First, forgive my provocative title for this blog. In an attempt to attract your attention I have condensed and oversimplified several important steps of logic!

I spent the month of July traveling across Asia, a region that uses three times more resources than the rest of the world to create each unit of GDP. During this time I was struck by major policy shifts in China; the launch of the carbon trading pilot schemes and the China green banking policy being two notable proponents of China’s recent transformation. I visited several other countries and finished my trip in Singapore, where the haze from forest fires in Indonesia had transformed the relatively pristine air to intense smog hazardous to human health. Environmental issues were therefore quite visible. I was honoured to be the guest of the Singapore Stock Exchange, where I presented to a large audience of senior company executives the argument that companies in Asia have an opportunity to differentiate themselves and demonstrate good governance by reporting clearly on environmental and other sustainability issues. I emphasized the need for integrated reporting. I then met with several companies and investors to understand their view of reporting. It was through the course of having these meetings that I was struck by the logic of this blog:will increase your share price.

Hypothesis 1: Asian companies can stabilize, and even increase, their share price by attracting foreign shareholders Asia is home to many of the world’s growth companies. These companies often seek to access capital by listing on one of the Asian exchanges. A listing means that a company’s shares can be freely traded and this provides liquidity. In many Asian markets a high percentage of shares are owned domestically by retail investors. This is especially true of China where 80% of traded shares are owned by retail investors[1]. This is not a bad thing as retail investor can provide significant liquidity. Retail investors vary greatly in their sophistication and approach, however, and can sometimes be driven by sentiment rather than fundamentals. This is why companies often complain that, in spite of rising profits, their share price remains depressed. I was told, however, that the cure for this malaise is to attract foreign investors. Foreign owners tend to hold on to their shares for longer than domestic retail owners and this supports the share price and reduces volatility. Lower volatility increases the equity value, so there is a self-reinforcing benefit for the share price.

Hypothesis 2: Foreign investors will increasingly scrutinize the governance of companies Investors, especially investors who originate from Europe and the United States, are increasingly scrutinizing companies’ environmental performance. A recent survey by the Global Investor Coalition on Climate Change found that 70% of asset owners said climate change factors influenced their fund manager decisions in 2012. They are seeking ‘responsible’ companies who are better governed and generate fewer environmental and societal costs while providing superior returns. These companies are good investments – with less risk, greater opportunities and a more secure long-term license to operate. In order to identify these companies, investors are demanding clear reporting of information beyond the normal financial statement. This is the reason I believe the work of the IIRC, and others seeking to improve disclosure, is so important.

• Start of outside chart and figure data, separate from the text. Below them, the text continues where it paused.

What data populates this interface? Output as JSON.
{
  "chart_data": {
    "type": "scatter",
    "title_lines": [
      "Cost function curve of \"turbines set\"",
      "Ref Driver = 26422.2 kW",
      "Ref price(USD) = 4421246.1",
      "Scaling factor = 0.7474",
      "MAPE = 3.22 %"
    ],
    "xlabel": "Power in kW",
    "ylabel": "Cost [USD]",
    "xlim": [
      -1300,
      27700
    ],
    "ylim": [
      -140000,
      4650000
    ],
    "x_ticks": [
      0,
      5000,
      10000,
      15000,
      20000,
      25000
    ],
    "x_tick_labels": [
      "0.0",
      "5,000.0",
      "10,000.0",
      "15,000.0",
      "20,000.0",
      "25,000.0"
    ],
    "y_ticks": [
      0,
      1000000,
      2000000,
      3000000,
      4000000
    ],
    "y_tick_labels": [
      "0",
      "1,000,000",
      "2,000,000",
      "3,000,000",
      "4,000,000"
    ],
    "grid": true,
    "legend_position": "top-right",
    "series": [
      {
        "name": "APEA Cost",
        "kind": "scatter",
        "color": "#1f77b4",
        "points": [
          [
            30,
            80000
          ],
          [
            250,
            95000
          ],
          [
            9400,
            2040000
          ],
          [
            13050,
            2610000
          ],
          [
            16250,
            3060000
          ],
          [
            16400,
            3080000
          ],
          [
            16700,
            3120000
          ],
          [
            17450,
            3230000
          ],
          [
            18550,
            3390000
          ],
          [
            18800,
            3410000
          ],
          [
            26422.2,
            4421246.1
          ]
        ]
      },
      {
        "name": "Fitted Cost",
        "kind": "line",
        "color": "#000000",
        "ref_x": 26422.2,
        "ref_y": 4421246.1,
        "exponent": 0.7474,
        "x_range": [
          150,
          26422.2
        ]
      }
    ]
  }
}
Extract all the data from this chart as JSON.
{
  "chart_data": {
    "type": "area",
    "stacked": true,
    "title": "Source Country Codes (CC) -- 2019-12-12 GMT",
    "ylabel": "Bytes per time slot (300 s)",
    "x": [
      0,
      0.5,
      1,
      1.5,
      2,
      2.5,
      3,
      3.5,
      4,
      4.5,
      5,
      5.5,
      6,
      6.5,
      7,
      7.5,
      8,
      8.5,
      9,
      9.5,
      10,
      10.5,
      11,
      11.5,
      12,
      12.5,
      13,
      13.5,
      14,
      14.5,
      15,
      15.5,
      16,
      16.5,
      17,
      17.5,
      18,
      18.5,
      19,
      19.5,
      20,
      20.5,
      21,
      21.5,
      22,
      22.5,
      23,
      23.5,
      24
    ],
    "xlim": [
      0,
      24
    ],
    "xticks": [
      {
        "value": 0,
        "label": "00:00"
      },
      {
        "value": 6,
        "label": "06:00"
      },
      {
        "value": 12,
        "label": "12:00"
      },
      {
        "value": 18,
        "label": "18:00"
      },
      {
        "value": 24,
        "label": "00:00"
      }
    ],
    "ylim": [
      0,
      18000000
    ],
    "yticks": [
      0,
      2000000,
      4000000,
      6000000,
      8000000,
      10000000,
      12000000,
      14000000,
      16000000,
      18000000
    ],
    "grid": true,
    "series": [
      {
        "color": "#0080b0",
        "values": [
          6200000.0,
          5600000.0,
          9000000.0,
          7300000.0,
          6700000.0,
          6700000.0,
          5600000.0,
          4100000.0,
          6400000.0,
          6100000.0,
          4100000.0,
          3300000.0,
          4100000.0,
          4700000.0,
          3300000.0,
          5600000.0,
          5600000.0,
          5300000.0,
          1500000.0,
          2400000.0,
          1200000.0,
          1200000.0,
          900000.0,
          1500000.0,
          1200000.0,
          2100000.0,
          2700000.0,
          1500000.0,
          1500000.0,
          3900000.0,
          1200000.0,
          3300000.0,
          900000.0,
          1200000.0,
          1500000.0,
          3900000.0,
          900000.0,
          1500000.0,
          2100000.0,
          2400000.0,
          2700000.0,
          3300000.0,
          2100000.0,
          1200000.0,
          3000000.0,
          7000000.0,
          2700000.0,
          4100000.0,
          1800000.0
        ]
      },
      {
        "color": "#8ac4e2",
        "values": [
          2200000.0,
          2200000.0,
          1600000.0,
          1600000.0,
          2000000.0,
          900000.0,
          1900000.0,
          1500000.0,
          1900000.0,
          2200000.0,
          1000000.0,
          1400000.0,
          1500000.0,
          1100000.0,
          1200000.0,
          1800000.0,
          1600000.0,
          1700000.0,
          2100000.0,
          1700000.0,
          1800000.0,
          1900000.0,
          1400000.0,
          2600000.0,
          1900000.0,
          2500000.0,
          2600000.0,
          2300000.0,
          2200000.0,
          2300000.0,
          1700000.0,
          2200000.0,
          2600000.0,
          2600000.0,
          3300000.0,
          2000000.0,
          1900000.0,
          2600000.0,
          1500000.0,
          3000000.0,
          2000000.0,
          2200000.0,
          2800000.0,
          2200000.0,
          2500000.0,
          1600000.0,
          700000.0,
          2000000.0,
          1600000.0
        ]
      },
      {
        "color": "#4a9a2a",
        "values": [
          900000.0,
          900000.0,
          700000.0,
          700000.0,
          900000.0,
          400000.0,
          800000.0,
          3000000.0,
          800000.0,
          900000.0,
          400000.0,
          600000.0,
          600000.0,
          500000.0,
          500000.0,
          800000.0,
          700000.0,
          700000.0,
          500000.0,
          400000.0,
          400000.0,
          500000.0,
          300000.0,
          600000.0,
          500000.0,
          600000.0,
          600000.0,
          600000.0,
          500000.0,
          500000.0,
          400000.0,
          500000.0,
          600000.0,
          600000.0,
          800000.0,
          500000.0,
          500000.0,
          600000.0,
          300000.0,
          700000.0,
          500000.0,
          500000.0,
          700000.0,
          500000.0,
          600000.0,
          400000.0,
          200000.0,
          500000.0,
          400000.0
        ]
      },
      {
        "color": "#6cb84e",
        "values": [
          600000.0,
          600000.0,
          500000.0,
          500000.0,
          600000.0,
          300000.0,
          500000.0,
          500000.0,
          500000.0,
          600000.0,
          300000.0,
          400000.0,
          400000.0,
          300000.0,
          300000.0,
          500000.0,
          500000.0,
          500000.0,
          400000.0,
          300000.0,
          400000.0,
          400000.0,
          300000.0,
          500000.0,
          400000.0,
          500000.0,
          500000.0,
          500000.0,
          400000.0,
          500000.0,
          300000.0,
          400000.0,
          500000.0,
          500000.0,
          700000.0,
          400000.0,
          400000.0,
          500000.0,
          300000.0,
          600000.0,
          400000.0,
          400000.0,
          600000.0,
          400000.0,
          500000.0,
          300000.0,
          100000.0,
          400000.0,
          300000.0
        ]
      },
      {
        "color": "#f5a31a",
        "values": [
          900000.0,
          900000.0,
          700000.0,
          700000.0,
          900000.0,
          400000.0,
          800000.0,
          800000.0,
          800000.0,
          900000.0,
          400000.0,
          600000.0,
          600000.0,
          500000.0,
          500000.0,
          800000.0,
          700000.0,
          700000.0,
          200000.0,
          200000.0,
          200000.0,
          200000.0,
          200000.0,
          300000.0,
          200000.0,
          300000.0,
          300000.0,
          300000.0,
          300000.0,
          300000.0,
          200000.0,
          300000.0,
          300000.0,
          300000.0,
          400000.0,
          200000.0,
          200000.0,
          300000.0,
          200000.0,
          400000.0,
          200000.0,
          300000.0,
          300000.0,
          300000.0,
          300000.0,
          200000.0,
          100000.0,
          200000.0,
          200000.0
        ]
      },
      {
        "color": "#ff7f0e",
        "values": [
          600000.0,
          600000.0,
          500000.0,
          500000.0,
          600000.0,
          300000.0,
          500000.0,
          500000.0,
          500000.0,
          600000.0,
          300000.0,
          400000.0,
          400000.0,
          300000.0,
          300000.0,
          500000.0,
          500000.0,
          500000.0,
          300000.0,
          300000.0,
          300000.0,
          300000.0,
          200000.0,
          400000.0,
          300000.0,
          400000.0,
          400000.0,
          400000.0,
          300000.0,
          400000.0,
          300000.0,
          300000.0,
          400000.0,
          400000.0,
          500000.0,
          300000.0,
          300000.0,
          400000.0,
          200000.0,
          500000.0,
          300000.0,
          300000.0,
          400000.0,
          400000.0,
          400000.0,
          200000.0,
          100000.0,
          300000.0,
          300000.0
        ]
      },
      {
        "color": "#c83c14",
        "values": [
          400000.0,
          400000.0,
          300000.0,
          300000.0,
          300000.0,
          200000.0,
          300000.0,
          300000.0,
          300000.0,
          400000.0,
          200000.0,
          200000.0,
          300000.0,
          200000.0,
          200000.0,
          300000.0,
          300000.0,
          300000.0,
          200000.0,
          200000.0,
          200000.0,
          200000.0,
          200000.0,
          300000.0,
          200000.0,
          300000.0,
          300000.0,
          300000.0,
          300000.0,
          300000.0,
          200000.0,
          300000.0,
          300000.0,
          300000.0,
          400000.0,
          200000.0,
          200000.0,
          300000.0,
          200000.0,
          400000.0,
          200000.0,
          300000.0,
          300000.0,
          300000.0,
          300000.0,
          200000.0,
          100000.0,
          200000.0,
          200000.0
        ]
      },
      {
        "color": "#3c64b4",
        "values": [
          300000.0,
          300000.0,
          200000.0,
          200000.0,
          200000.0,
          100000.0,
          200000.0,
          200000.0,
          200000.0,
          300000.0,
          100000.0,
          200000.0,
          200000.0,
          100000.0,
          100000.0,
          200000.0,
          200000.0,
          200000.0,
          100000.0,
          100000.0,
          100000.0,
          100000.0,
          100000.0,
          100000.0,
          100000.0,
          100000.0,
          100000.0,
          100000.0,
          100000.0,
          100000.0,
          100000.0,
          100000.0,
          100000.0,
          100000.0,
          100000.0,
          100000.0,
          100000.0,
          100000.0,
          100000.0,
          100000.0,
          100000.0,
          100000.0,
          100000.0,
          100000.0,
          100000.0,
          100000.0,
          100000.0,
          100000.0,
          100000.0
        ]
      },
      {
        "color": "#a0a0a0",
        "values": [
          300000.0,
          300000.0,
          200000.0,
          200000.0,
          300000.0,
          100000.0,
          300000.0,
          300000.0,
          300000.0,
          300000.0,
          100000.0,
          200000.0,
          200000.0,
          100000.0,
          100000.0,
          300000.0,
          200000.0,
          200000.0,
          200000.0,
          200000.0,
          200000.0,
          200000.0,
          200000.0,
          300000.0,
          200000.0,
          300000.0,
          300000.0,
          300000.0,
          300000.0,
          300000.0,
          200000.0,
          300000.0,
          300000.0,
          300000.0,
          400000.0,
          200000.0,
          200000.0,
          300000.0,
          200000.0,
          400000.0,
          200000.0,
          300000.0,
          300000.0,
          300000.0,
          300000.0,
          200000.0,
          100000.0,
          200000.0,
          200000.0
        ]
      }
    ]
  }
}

Conclusion: Asian companies that are well governed and report well will attract foreign investors and improve their value Taking the two previous hypotheses together, it appears that it is desirable to attract foreign investment because it can positively affect the share price and in order to be included in the ‘universe’ of potential investments it is important to demonstrate how your company is well governed, has made efforts to measure and manage its environmental impact, has good labour practices and is seeking a positive impact on society. Against a backdrop of intensifying regulation and resource vulnerability, companies in Asia that take the lead in demonstrating sound management of these issues will be best placed to succeed in the transition to a resource efficient, green economy.